AVS-AESH, EVS, AED, Profs contractuels, etc... La précarité dans l'Education nationale touche un grand nombre de personnes exerçant des fonctions différentes mais essentielles au bon fontionnement des établissements. Par delà les différences de nos fonctions, nous rencontrons tou.te.s des difficultés similaires : problèmes de paiement des salaires, de renouvellement des contrats, de harcèlement, de mépris du rectorat... Panacée tranquille de l'administration, et plus encore dans cette période d'austérité budgétaire, la précarité touche de plus en plus de monde, et tant pis pour les problèmes qu'elle créé dans les établissements et pour les personnes qui la subissent : manque de surveillants, d'AVS-AESH, non-renouvellement des personnels ayant acquis une expérience, salaires sous le seuil de pauvreté, etc.

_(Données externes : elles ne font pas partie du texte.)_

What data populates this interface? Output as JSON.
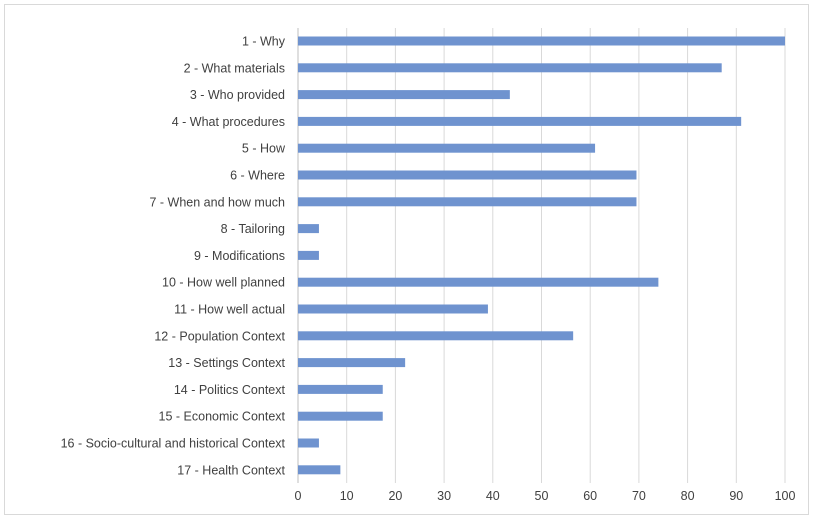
{
  "chart_data": {
    "type": "bar",
    "orientation": "horizontal",
    "categories": [
      "1 - Why",
      "2 - What materials",
      "3 - Who provided",
      "4 - What procedures",
      "5 - How",
      "6 - Where",
      "7 - When and how much",
      "8 - Tailoring",
      "9 - Modifications",
      "10 - How well planned",
      "11 - How well actual",
      "12 - Population Context",
      "13 - Settings Context",
      "14 - Politics Context",
      "15 - Economic Context",
      "16 - Socio-cultural and historical Context",
      "17 - Health Context"
    ],
    "values": [
      100,
      87,
      43.5,
      91,
      61,
      69.5,
      69.5,
      4.3,
      4.3,
      74,
      39,
      56.5,
      22,
      17.4,
      17.4,
      4.3,
      8.7
    ],
    "title": "",
    "xlabel": "",
    "ylabel": "",
    "xlim": [
      0,
      100
    ],
    "xticks": [
      0,
      10,
      20,
      30,
      40,
      50,
      60,
      70,
      80,
      90,
      100
    ],
    "grid": true,
    "legend": "none",
    "bar_color": "#6f93cf"
  }
}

Tout en rendant difficiles les solidarités et les possibilités d'organisation et de luttes.

C'est pourquoi nous lançons aujourd'hui un appel à tou.te.s les personnel.le.s de l'Education nationale à nous rejoindre le 3 juin 2015 devant le rectorat pour une grande fête pour l'abolition de la précarité, et pour créer les possibilités d'un mouvement général des précaires de l'éducation !

Par ailleurs, une demande d'audience sera adressée au rectorat pour que nous soyons reçus le 3 juin afin de discuter des conditions de préparation de la rentrée 2015 pour les précaires.

Parce que le mépris doit cesser,
Parce que nous faisons face à des problèmes communs,
Et que ce sont nos luttes qui construisent nos droits,
AVS-AESH, AED, EVS, Enseignant.e.s,
Soyons nombreu.se.s le 3 juin pour faire sa fête à la précarité!

N'hésitez pas à apporter jus, gâteaux, apéros, jeux, instruments de musique... de quoi allier lutte et bonne humeur!